O desempenho da UE em matéria de inovação no ano passado continuou a melhorar, não obstante os progressos observados de modo desigual em toda a Europa.
 
Esta foi uma das principais conclusões do último Painel da Inovação, publicado pela Comissão Europeia. Regra geral, o desempenho da inovação melhorou em 15 países, embora com grandes diferenças entre eles. A Suécia continua a ser líder da inovação, enquanto a Lituânia, Malta, os Países Baixos, a Áustria e o Reino Unido apresentam o crescimento mais rápido da inovação. Numa perspetiva global, a UE está a recuperar o atraso relativamente ao Canadá e aos EUA, mas a Coreia do Sul e o Japão estão mais avançados. A China apresenta os progressos mais rápidos entre os concorrentes internacionais.
 
Nas palavras de Carlos Moedas, Comissário responsável pela Investigação, Ciência e Inovação: «O Painel mostra que ainda é possível fazer mais para melhorar o desempenho da investigação e da inovação. Por isso, estamos a orientar o apoio para os inovadores de ponta através do projeto-piloto “Conselho Europeu da Inovação”, ao abrigo do programa-quadro de investigação e inovação Horizonte 2020.»
 
O Painel da Inovação de 2017 da UE, que é acompanhado pelo Painel de Avaliação da Inovação Regional, mostra que:
A Suécia é, uma vez mais, líder da inovação na UE, seguida da Dinamarca, da Finlândia, dos Países Baixos, do Reino Unido — pela primeira vez líder de inovação — e da Alemanha.
Os líderes da UE em áreas específicas de inovação são: Dinamarca — recursos humanos e ambiente propício à inovação; Luxemburgo — sistemas de investigação atrativos e ativos intelectuais; Finlândia — financiamento e apoio; Alemanha — investimentos empresariais; Irlanda — inovação nas PME e impacto no emprego; Bélgica — redes de inovação e colaboração; Reino Unido — efeitos das vendas.
Existem igualmente centros de inovação regionais nos países de inovação moderada, como demonstrado pelo Painel de Avaliação da Inovação Regional: Praga na República Checa, Bratislava na Eslováquia e o País Basco em Espanha.
A inovação tem visto o seu desempenho melhorar, sobretudo em matéria de co-publicações internacionais, difusão da banda larga, número de licenciados e doutorados e formação nas TIC. 
Os investimentos de capital de risco e a percentagem de PME que introduzem inovações têm estado em forte declínio.

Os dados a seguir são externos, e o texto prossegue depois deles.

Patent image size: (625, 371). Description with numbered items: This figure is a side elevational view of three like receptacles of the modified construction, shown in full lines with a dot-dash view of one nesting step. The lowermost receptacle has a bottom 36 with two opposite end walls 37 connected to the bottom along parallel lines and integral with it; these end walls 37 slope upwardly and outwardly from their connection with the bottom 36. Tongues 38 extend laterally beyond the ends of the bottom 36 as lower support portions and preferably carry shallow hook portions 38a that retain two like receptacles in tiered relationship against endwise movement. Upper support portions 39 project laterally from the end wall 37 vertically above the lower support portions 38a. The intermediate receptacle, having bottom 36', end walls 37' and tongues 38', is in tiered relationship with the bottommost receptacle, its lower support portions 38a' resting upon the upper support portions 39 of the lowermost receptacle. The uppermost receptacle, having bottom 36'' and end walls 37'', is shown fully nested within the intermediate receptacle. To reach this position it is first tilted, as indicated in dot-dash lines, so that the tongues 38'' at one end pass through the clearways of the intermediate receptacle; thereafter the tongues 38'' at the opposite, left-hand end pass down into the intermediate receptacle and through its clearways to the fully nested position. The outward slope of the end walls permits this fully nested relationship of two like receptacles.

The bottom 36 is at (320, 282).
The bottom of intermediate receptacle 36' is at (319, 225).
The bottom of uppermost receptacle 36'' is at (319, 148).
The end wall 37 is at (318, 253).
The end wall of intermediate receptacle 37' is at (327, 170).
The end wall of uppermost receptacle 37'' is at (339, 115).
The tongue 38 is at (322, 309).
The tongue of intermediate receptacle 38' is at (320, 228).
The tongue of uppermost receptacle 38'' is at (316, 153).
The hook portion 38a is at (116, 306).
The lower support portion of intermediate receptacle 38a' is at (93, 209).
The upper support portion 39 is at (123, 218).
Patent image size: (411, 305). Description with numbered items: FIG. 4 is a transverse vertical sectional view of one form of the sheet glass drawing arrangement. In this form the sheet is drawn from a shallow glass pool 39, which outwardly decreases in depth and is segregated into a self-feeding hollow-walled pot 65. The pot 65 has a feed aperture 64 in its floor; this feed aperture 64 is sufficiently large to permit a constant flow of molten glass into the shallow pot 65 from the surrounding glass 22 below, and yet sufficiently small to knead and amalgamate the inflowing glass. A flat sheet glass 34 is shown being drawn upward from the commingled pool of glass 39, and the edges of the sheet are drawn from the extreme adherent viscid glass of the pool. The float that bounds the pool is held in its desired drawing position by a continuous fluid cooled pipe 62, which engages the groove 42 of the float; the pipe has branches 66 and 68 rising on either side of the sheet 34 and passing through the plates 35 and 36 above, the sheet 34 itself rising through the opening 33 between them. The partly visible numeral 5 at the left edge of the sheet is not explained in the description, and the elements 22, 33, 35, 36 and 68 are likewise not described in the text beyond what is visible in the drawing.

Nos próximos dois anos, o desempenho da inovação deverá aumentar 2 %.
 
A edição de 2017 do Painel de Avaliação utiliza uma metodologia aperfeiçoada, que capta melhor os investimentos em competências, preparação digital, empreendedorismo e parcerias público-privadas. A fim de permitir acompanhar a evolução do desempenho ao longo do tempo, a nova metodologia foi igualmente aplicada aos dados de anos anteriores. O Painel também inclui orientações para melhorar as análises e as comparações de diferenças estruturais entre países e regiões.